Revision history [back]

OpenCV poor performance of Haar classifier trained by me

I would like to use the Haar classifier to detect the presence of vehicles in a scene (trying with only cars so far). Since I have not found many trained XML files online, I decided to generate my own.

I found some image sets of vehicles that have been used for similar purposes (training computer vision algorithms) and used these to create my own XML files. It has been almost a week and some of them have finished, so I tried using them but the results were terrible. The classifiers I found online worked decently, at least it appears they are trying to detect vehicles and work fast enough for real-time application (maybe 5-10 FPS or so).

Whereas mine can take several minutes to analyze a frame using detectMultiScale() using the same parameters, and if I pass different parameters (e.g. increase min size, decrease max size, increase scaling factor) it will work faster (maybe 1 FPS) but detects absolutely nothing of note, never detects any vehicle and randomly detects some spots of asphalt as a vehicle.

Where did I go wrong in generating my files? I have limited time to complete this task and these classifiers can take a whole week to train so I have very few attempts remaining. For reference, my methodology is (following this tutorial):

-Take all positive and negative images; if no negative images supplied, take negative images from another data set, at least as many negatives as positives

-Generate as many samples as the number of positives

-Use same parameters as suggested, except image size (set to the size of images in a given data set), and nstages (set to 10 because 20 takes far too long)
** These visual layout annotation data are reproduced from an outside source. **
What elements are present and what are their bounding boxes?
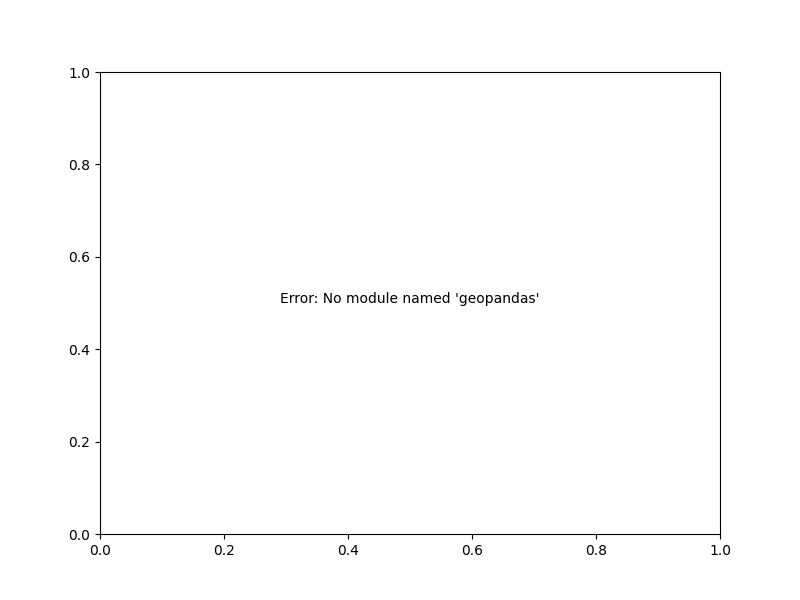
Text: Error: No module named 'geopandas': Error: No module named 'geopandas' [280,292,540,306]
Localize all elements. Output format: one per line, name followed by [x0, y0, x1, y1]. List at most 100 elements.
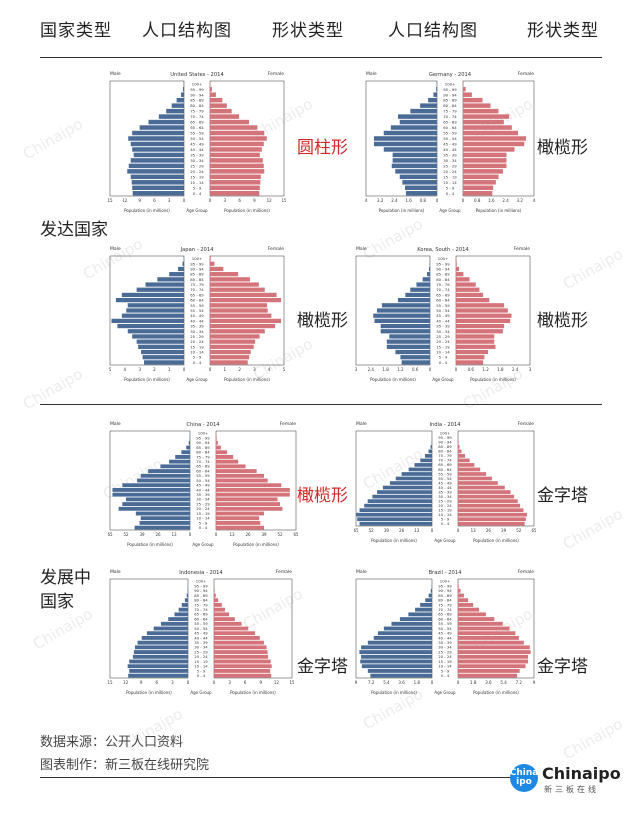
- age-tick-label: 95 - 99: [438, 583, 452, 588]
- male-bar: [356, 512, 432, 517]
- male-bar: [410, 287, 430, 292]
- female-bar: [458, 673, 518, 678]
- x-axis-label: Population (in millions): [124, 208, 170, 213]
- female-bar: [463, 108, 499, 114]
- male-bar: [373, 313, 430, 318]
- female-bar: [458, 612, 486, 617]
- age-tick-label: 80 - 84: [438, 449, 452, 454]
- age-tick-label: 65 - 69: [190, 120, 204, 125]
- male-bar: [111, 318, 184, 324]
- header-rule: [40, 57, 602, 58]
- age-tick-label: 45 - 49: [194, 631, 208, 636]
- x-tick-label: 15: [108, 198, 113, 203]
- male-bar: [128, 136, 184, 141]
- male-bar: [361, 645, 432, 650]
- x-axis-label: Population (in millions): [233, 542, 279, 547]
- female-bar: [458, 467, 481, 472]
- shape-label-indonesia: 金字塔: [297, 657, 348, 677]
- male-label: Male: [366, 71, 377, 77]
- x-tick-label: 4: [124, 367, 127, 372]
- x-tick-label: 2: [238, 367, 241, 372]
- female-bar: [210, 114, 240, 119]
- age-tick-label: 85 - 89: [194, 593, 208, 598]
- age-tick-label: 75 - 79: [436, 282, 450, 287]
- female-bar: [210, 108, 232, 114]
- female-label: Female: [518, 421, 535, 427]
- chart-title: United States - 2014: [170, 72, 224, 78]
- age-tick-label: 90 - 94: [196, 440, 210, 445]
- female-bar: [210, 158, 263, 163]
- female-bar: [214, 593, 216, 598]
- age-tick-label: 40 - 44: [438, 485, 452, 490]
- age-tick-label: 20 - 24: [436, 339, 450, 344]
- female-bar: [210, 119, 249, 125]
- male-bar: [157, 277, 184, 282]
- female-bar: [463, 92, 472, 97]
- age-tick-label: 80 - 84: [194, 598, 208, 603]
- group-developing: 发展中 国家: [40, 566, 91, 614]
- male-bar: [414, 463, 432, 467]
- female-bar: [458, 617, 495, 622]
- age-tick-label: 40 - 44: [443, 147, 457, 152]
- female-bar: [458, 635, 519, 640]
- female-bar: [216, 478, 268, 483]
- male-bar: [184, 598, 188, 603]
- age-tick-label: 55 - 59: [190, 303, 204, 308]
- age-tick-label: 70 - 74: [196, 459, 210, 464]
- male-bar: [428, 593, 432, 598]
- age-tick-label: 70 - 74: [443, 114, 457, 119]
- x-tick-label: 5: [283, 367, 286, 372]
- female-bar: [463, 141, 525, 147]
- male-bar: [141, 635, 188, 640]
- male-bar: [377, 631, 432, 636]
- age-tick-label: 0 - 4: [441, 521, 450, 526]
- x-tick-label: 9: [355, 680, 358, 685]
- female-bar: [214, 645, 267, 650]
- female-bar: [210, 125, 258, 130]
- age-tick-label: 0 - 4: [197, 673, 206, 678]
- x-tick-label: 7.2: [368, 680, 375, 685]
- shape-label-japan: 橄榄形: [297, 311, 348, 331]
- female-bar: [463, 180, 496, 185]
- x-tick-label: 2.4: [512, 367, 519, 372]
- female-bar: [458, 476, 492, 481]
- female-bar: [463, 174, 499, 180]
- female-bar: [216, 473, 264, 478]
- x-tick-label: 52: [123, 532, 129, 537]
- female-bar: [210, 313, 272, 318]
- female-bar: [210, 147, 262, 152]
- female-bar: [210, 185, 260, 191]
- x-tick-label: 13: [229, 532, 235, 537]
- age-tick-label: 50 - 54: [194, 626, 208, 631]
- female-bar: [216, 440, 218, 445]
- female-bar: [210, 130, 265, 136]
- x-axis-label: Population (in millions): [230, 690, 276, 695]
- male-bar: [377, 490, 432, 494]
- x-tick-label: 4: [533, 198, 536, 203]
- age-tick-label: 75 - 79: [190, 109, 204, 114]
- male-bar: [389, 481, 432, 485]
- shape-label-brazil: 金字塔: [537, 657, 588, 677]
- age-tick-label: 100+: [196, 579, 206, 584]
- age-tick-label: 15 - 19: [438, 507, 452, 512]
- x-tick-label: 65: [293, 532, 298, 537]
- male-bar: [188, 440, 190, 445]
- age-tick-label: 70 - 74: [190, 114, 204, 119]
- x-tick-label: 26: [486, 528, 492, 533]
- x-tick-label: 9: [533, 680, 536, 685]
- female-bar: [210, 297, 282, 303]
- age-tick-label: 95 - 99: [443, 87, 457, 92]
- female-bar: [210, 323, 276, 329]
- female-bar: [456, 329, 503, 334]
- age-tick-label: 30 - 34: [443, 158, 457, 163]
- female-bar: [456, 318, 511, 324]
- female-bar: [458, 654, 529, 659]
- x-tick-label: 0: [183, 367, 186, 372]
- x-tick-label: 1.2: [482, 367, 489, 372]
- male-bar: [140, 516, 190, 521]
- age-tick-label: 40 - 44: [436, 318, 450, 323]
- x-tick-label: 1.8: [382, 367, 389, 372]
- male-bar: [126, 497, 190, 502]
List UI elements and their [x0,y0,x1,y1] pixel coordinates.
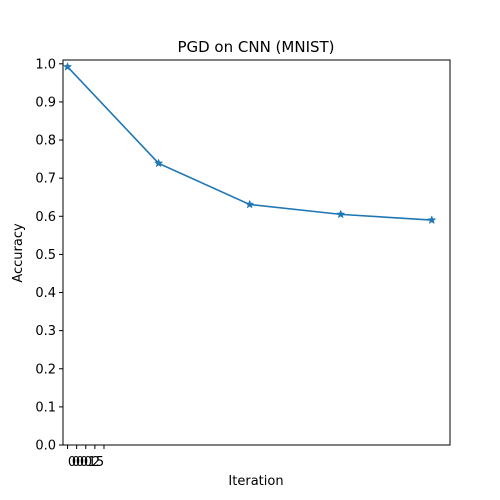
x-axis-label: Iteration [228,474,283,489]
y-tick-label: 0.1 [35,400,56,415]
x-tick-label: 0 [80,455,88,470]
y-tick-label: 0.2 [35,362,56,377]
data-point-star-marker [336,209,346,219]
y-tick-label: 0.3 [35,324,56,339]
data-point-star-marker [153,158,164,168]
y-tick-label: 0.4 [35,286,56,301]
data-point-star-marker [62,61,73,71]
chart-title: PGD on CNN (MNIST) [177,38,334,56]
plot-content [62,61,437,225]
x-tick-label: 0 [84,455,92,470]
x-tick-label: 1 [88,455,96,470]
plot-frame [62,59,451,446]
y-tick-label: 0.9 [35,95,56,110]
x-tick-label: 2 [92,455,100,470]
y-axis-ticks: 0.0 0.1 0.2 0.3 0.4 0.5 0.6 0.7 0.8 0.9 1.0 [35,57,63,454]
x-tick-label: 0 [76,455,84,470]
x-tick-label: 0 [68,455,76,470]
data-point-star-marker [427,215,437,225]
y-tick-label: 1.0 [35,57,56,72]
y-tick-label: 0.0 [35,439,56,454]
y-axis-label: Accuracy [11,223,26,283]
y-tick-label: 0.6 [35,210,56,225]
y-tick-label: 0.5 [35,248,56,263]
x-tick-label: 0 [72,455,80,470]
y-tick-label: 0.8 [35,134,56,149]
y-tick-label: 0.7 [35,172,56,187]
x-tick-label: 5 [96,455,104,470]
data-point-star-marker [245,199,255,209]
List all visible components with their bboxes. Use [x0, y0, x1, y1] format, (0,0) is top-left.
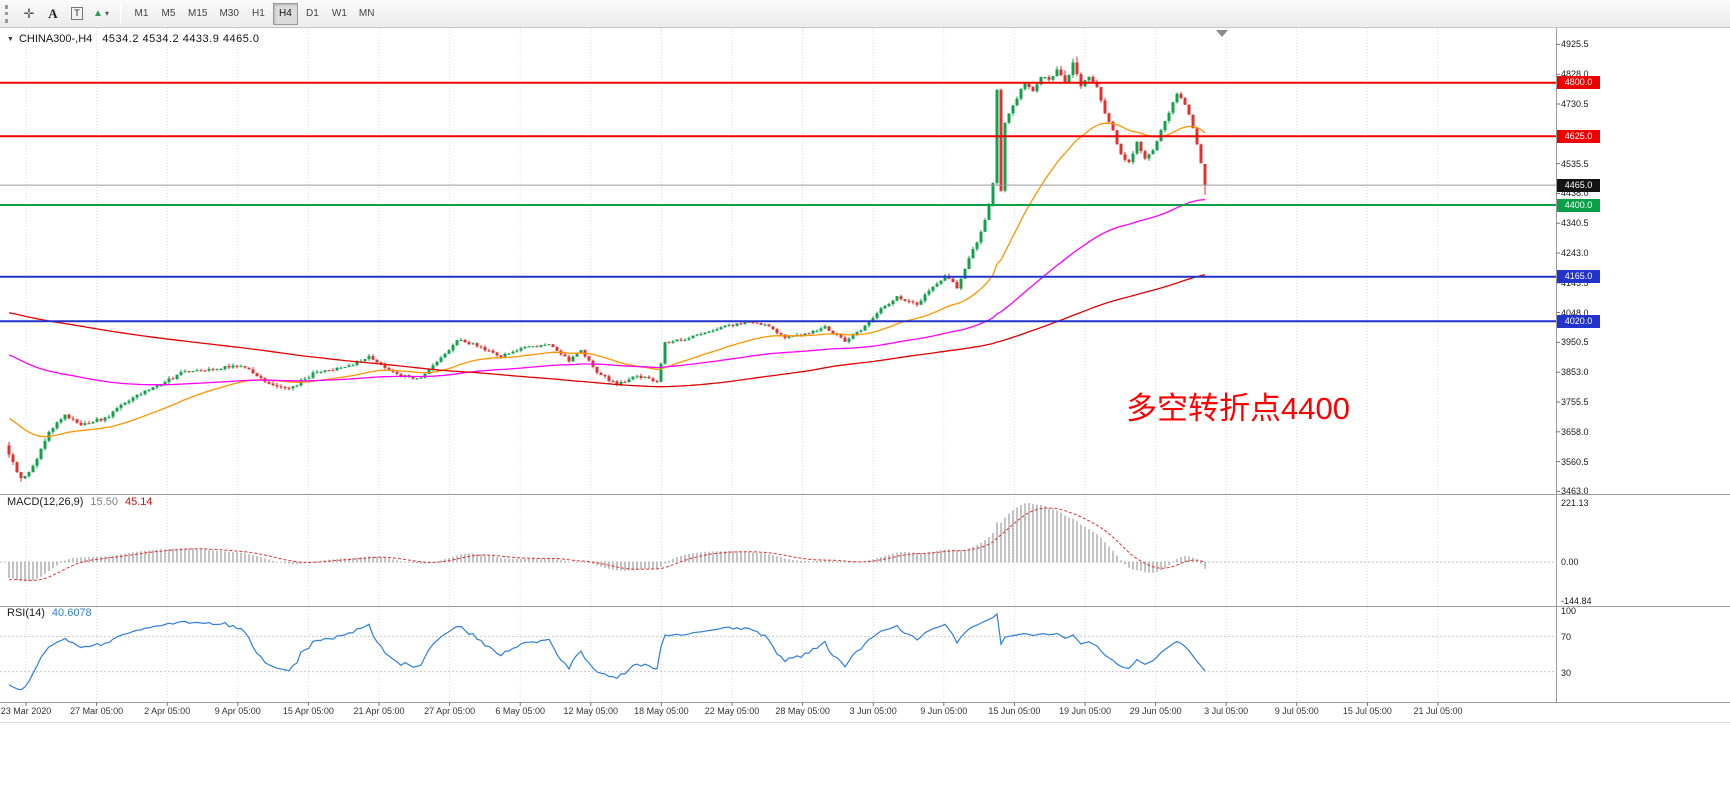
timeframe-button-w1[interactable]: W1	[327, 3, 352, 25]
macd-label: MACD(12,26,9) 15.50 45.14	[7, 496, 152, 508]
rsi-value: 40.6078	[51, 607, 92, 619]
period-separator-lines	[25, 28, 1439, 702]
candlesticks	[7, 56, 1207, 482]
axis-tick-marks	[25, 43, 1560, 706]
down-candle-bodies	[7, 62, 1207, 479]
crosshair-tool-button[interactable]: ✛	[18, 3, 40, 25]
up-candle-bodies	[23, 62, 1179, 479]
ohlc-values: 4534.2 4534.2 4433.9 4465.0	[102, 33, 260, 45]
text-label-icon: T	[71, 7, 83, 20]
timeframe-button-m15[interactable]: M15	[183, 3, 212, 25]
timeframe-button-m1[interactable]: M1	[129, 3, 154, 25]
toolbar-separator	[120, 3, 121, 24]
timeframe-button-h4[interactable]: H4	[272, 2, 298, 25]
text-label-tool-button[interactable]: T	[66, 3, 88, 25]
timeframe-button-h1[interactable]: H1	[246, 3, 271, 25]
sma-200-line	[8, 274, 1206, 388]
text-tool-button[interactable]: A	[42, 3, 64, 25]
timeframe-button-mn[interactable]: MN	[354, 3, 380, 25]
arrows-tool-button[interactable]: ▲ ▾	[90, 3, 112, 25]
down-candle-wicks	[8, 56, 1206, 482]
horizontal-level-lines	[0, 81, 1556, 323]
macd-signal-line	[8, 507, 1206, 581]
symbol-period-label: CHINA300-,H4	[18, 33, 93, 45]
macd-value-signal: 45.14	[124, 496, 153, 508]
crosshair-icon: ✛	[23, 5, 35, 21]
line-studies-toolbar: ✛ A T ▲ ▾	[17, 3, 113, 25]
chart-annotation-text[interactable]: 多空转折点4400	[1126, 391, 1350, 426]
up-candle-wicks	[24, 58, 1178, 480]
arrows-icon: ▲	[93, 8, 103, 19]
chevron-down-icon: ▾	[104, 9, 109, 18]
macd-value-main: 15.50	[90, 496, 118, 508]
toolbar: ✛ A T ▲ ▾ M1 M5 M15 M30 H1 H4 D1 W1 MN	[0, 0, 1730, 28]
timeframe-button-m5[interactable]: M5	[156, 3, 181, 25]
macd-histogram	[8, 503, 1206, 582]
text-icon: A	[48, 5, 58, 21]
rsi-line	[8, 612, 1206, 691]
ema-120-line	[8, 199, 1206, 386]
timeframes-toolbar: M1 M5 M15 M30 H1 H4 D1 W1 MN	[128, 2, 380, 25]
symbol-dropdown-icon[interactable]: ▼	[7, 35, 14, 43]
timeframe-button-m30[interactable]: M30	[214, 3, 243, 25]
macd-name: MACD(12,26,9)	[7, 496, 84, 508]
timeframe-button-d1[interactable]: D1	[300, 3, 325, 25]
toolbar-grip[interactable]	[5, 4, 10, 23]
chart-shift-marker-icon	[1216, 30, 1228, 37]
chart-title: ▼ CHINA300-,H4 4534.2 4534.2 4433.9 4465…	[7, 33, 260, 45]
rsi-name: RSI(14)	[7, 607, 45, 619]
rsi-label: RSI(14) 40.6078	[7, 607, 92, 619]
ema-34-line	[8, 122, 1206, 438]
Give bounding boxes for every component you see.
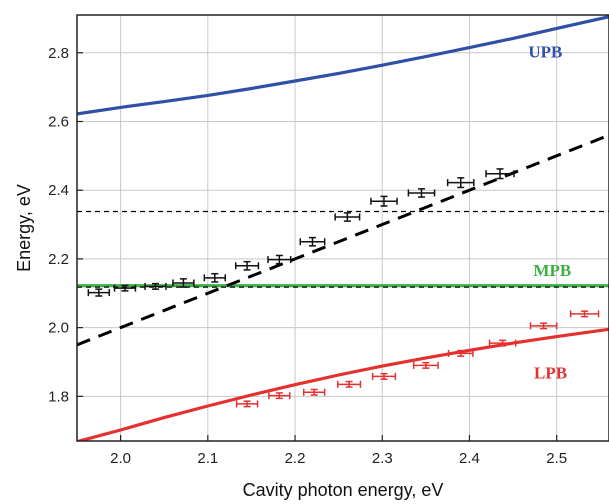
data-point [303,388,326,396]
y-tick-label: 1.8 [48,388,69,405]
data-point [268,392,291,400]
y-tick-label: 2.6 [48,114,69,131]
data-point [334,212,361,222]
data-point [371,372,397,380]
plot-background [77,15,609,441]
data-point [412,361,439,369]
data-point [144,282,167,290]
data-point [569,310,600,318]
x-tick-label: 2.3 [372,450,393,467]
upb-curve [77,15,609,116]
grid [77,15,609,441]
data-point [235,400,259,408]
x-tick-label: 2.4 [459,450,480,467]
black-data-series [87,168,515,297]
y-tick-label: 2.0 [48,320,69,337]
y-axis-label: Energy, eV [14,184,34,272]
x-axis-label: Cavity photon energy, eV [243,480,444,500]
annotations: UPB MPB LPB [528,42,571,382]
data-point [234,260,260,271]
data-point [267,254,292,265]
data-point [299,236,326,247]
data-point [113,284,137,292]
x-tick-label: 2.2 [285,450,306,467]
x-tick-label: 2.5 [546,450,567,467]
plot-frame [76,14,609,442]
data-point [446,177,475,189]
ticks: 2.0 2.1 2.2 2.3 2.4 2.5 1.8 2.0 2.2 2.4 2.6 2.8 [48,45,567,467]
data-point [447,349,474,357]
data-point [488,339,517,347]
red-data-series [235,310,600,408]
y-tick-label: 2.2 [48,251,69,268]
long-dash-line [77,133,609,347]
y-tick-label: 2.4 [48,182,69,199]
data-point [485,168,515,180]
data-point [203,272,227,283]
y-tick-label: 2.8 [48,45,69,62]
data-point [337,380,362,388]
data-point [370,195,398,207]
data-point [407,188,436,198]
data-points [87,168,600,408]
data-point [87,288,111,297]
upb-label: UPB [528,42,562,61]
x-tick-label: 2.1 [197,450,218,467]
data-point [172,278,195,288]
lpb-label: LPB [534,363,567,382]
mpb-label: MPB [533,261,571,280]
data-point [529,322,558,330]
x-tick-label: 2.0 [110,450,131,467]
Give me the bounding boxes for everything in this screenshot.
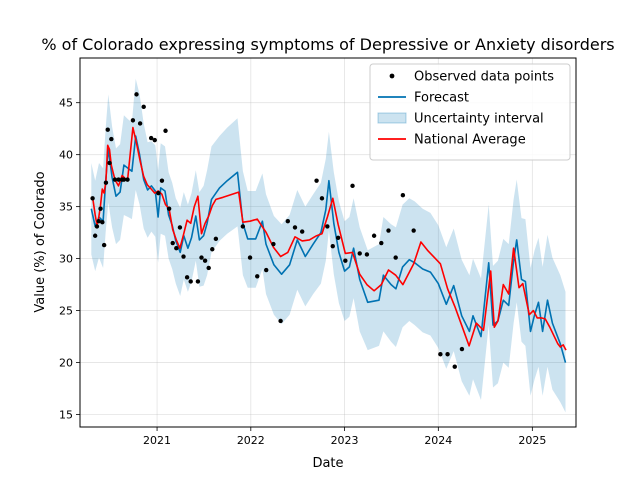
observed-data-point	[159, 178, 165, 183]
observed-data-point	[170, 240, 175, 246]
observed-data-point	[299, 229, 305, 234]
observed-data-point	[98, 206, 103, 211]
observed-data-point	[271, 241, 276, 247]
observed-data-point	[314, 178, 319, 183]
y-tick-label: 15	[59, 409, 73, 422]
observed-data-point	[174, 246, 179, 251]
observed-data-point	[202, 258, 208, 263]
observed-data-point	[130, 118, 136, 123]
observed-data-point	[188, 279, 193, 284]
observed-data-point	[163, 128, 168, 133]
observed-data-point	[141, 104, 146, 110]
observed-data-point	[438, 352, 443, 357]
observed-data-point	[247, 255, 253, 260]
y-axis-label: Value (%) of Colorado	[33, 171, 48, 312]
observed-data-point	[181, 254, 186, 259]
uncertainty-interval-area	[91, 78, 566, 413]
legend-patch-swatch	[377, 112, 407, 124]
observed-data-point	[330, 243, 335, 249]
observed-data-point	[371, 233, 377, 238]
uncertainty-band	[91, 78, 566, 413]
observed-data-point	[101, 242, 107, 248]
observed-data-point	[96, 218, 101, 224]
observed-data-point	[137, 121, 143, 126]
axes-frame	[79, 57, 577, 428]
y-tick-label: 20	[59, 357, 73, 370]
y-tick-label: 35	[59, 201, 73, 214]
observed-data-point	[278, 318, 283, 324]
x-tick-label: 2024	[424, 434, 452, 447]
y-tick-label: 45	[59, 97, 73, 110]
observed-data-point	[240, 224, 246, 229]
observed-data-point	[116, 177, 121, 182]
observed-data-point	[210, 247, 215, 252]
observed-data-point	[319, 196, 325, 201]
national-average-line	[91, 126, 567, 351]
observed-data-point	[452, 364, 457, 369]
observed-data-point	[292, 225, 298, 230]
x-tick-label: 2021	[143, 434, 171, 447]
observed-data-point	[90, 196, 95, 201]
observed-data-point	[213, 236, 219, 242]
observed-points	[90, 92, 465, 369]
observed-data-point	[103, 180, 109, 185]
x-axis-label: Date	[312, 456, 343, 471]
observed-data-point	[112, 177, 118, 182]
observed-data-point	[105, 127, 110, 132]
legend-box	[369, 63, 571, 161]
observed-data-point	[350, 183, 355, 189]
observed-data-point	[255, 274, 260, 279]
legend: Observed data points Forecast Uncertainty …	[369, 63, 571, 161]
observed-data-point	[206, 265, 211, 271]
observed-data-point	[357, 251, 362, 256]
observed-data-point	[325, 224, 330, 229]
x-tick-label: 2025	[518, 434, 546, 447]
observed-data-point	[148, 135, 154, 141]
observed-data-point	[199, 255, 204, 260]
legend-marker-observed	[389, 73, 395, 79]
legend-label: National Average	[414, 133, 526, 148]
observed-data-point	[379, 240, 384, 246]
series-lines	[90, 126, 567, 363]
x-tick-label: 2023	[331, 434, 359, 447]
observed-data-point	[459, 346, 465, 352]
observed-data-point	[121, 177, 127, 182]
observed-data-point	[94, 224, 100, 229]
y-tick-label: 25	[59, 305, 73, 318]
observed-data-point	[152, 137, 157, 143]
observed-data-point	[125, 177, 130, 182]
observed-data-point	[109, 136, 114, 142]
observed-data-point	[445, 352, 450, 357]
observed-data-point	[92, 233, 98, 238]
observed-data-point	[107, 160, 112, 166]
observed-data-point	[177, 225, 183, 230]
observed-data-point	[134, 92, 139, 97]
observed-data-point	[264, 267, 269, 273]
observed-data-point	[364, 252, 370, 257]
observed-data-point	[195, 279, 201, 284]
observed-data-point	[166, 206, 172, 211]
y-tick-label: 30	[59, 253, 73, 266]
observed-data-point	[400, 193, 406, 198]
observed-data-point	[100, 220, 105, 225]
observed-data-point	[343, 258, 348, 263]
legend-label: Uncertainty interval	[414, 112, 544, 127]
legend-label: Observed data points	[414, 70, 554, 85]
y-tick-label: 40	[59, 149, 73, 162]
observed-data-point	[285, 218, 291, 224]
observed-data-point	[411, 228, 416, 233]
observed-data-point	[386, 228, 391, 233]
x-tick-label: 2022	[237, 434, 265, 447]
observed-data-point	[393, 255, 398, 260]
observed-data-point	[156, 190, 161, 196]
chart-title: % of Colorado expressing symptoms of Dep…	[41, 35, 614, 54]
observed-data-point	[184, 275, 190, 280]
observed-data-point	[335, 235, 341, 241]
legend-label: Forecast	[414, 91, 469, 106]
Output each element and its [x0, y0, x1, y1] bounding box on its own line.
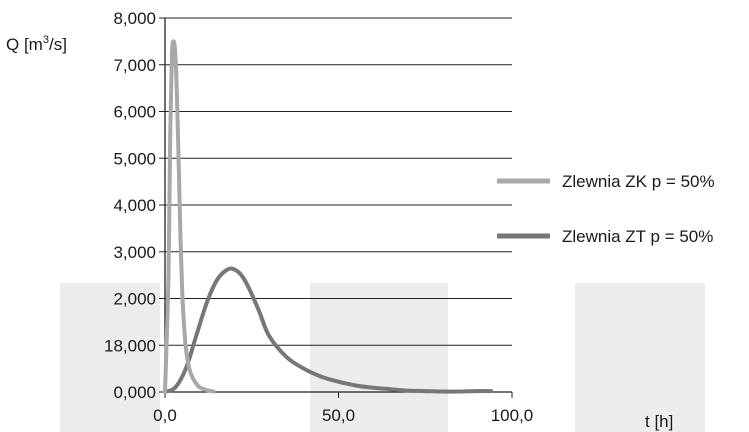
grid-lines — [165, 17, 512, 346]
series-line-zk — [163, 39, 216, 394]
series-line-zt — [163, 266, 494, 394]
y-tick-label: 7,000 — [113, 56, 156, 75]
x-tick-labels: 0,0 50,0 100,0 — [153, 392, 533, 425]
legend: Zlewnia ZK p = 50% Zlewnia ZT p = 50% — [497, 172, 715, 246]
y-axis-label: Q [m3/s] — [6, 34, 67, 54]
y-tick-label: 6,000 — [113, 103, 156, 122]
y-tick-label: 18,000 — [104, 336, 156, 355]
legend-label: Zlewnia ZK p = 50% — [562, 172, 715, 191]
x-tick-label: 0,0 — [153, 406, 177, 425]
y-tick-label: 8,000 — [113, 9, 156, 28]
series-group — [163, 39, 494, 394]
x-tick-label: 50,0 — [322, 406, 355, 425]
y-tick-label: 3,000 — [113, 243, 156, 262]
y-tick-label: 2,000 — [113, 290, 156, 309]
y-tick-label: 5,000 — [113, 149, 156, 168]
x-axis-label: t [h] — [645, 412, 673, 431]
background-watermark — [60, 283, 705, 432]
y-tick-label: 4,000 — [113, 196, 156, 215]
legend-label: Zlewnia ZT p = 50% — [562, 227, 713, 246]
y-tick-labels: 0,000 18,000 2,000 3,000 4,000 5,000 6,000 7,00… — [104, 9, 165, 402]
y-tick-label: 0,000 — [113, 383, 156, 402]
x-tick-label: 100,0 — [491, 406, 534, 425]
-For the npos parameter, I use 1/10th the number of samples, using the full number of samples resulted in "assertion failed" after a few hours, apparently the number of samples cannot be the same as the npos according to this so I gave myself a safety margin.

TL;DR Haar classifier I trained myself performs much worse than one found online (in terms of time and accuracy), need advice on how to improve it and not waste another week training it.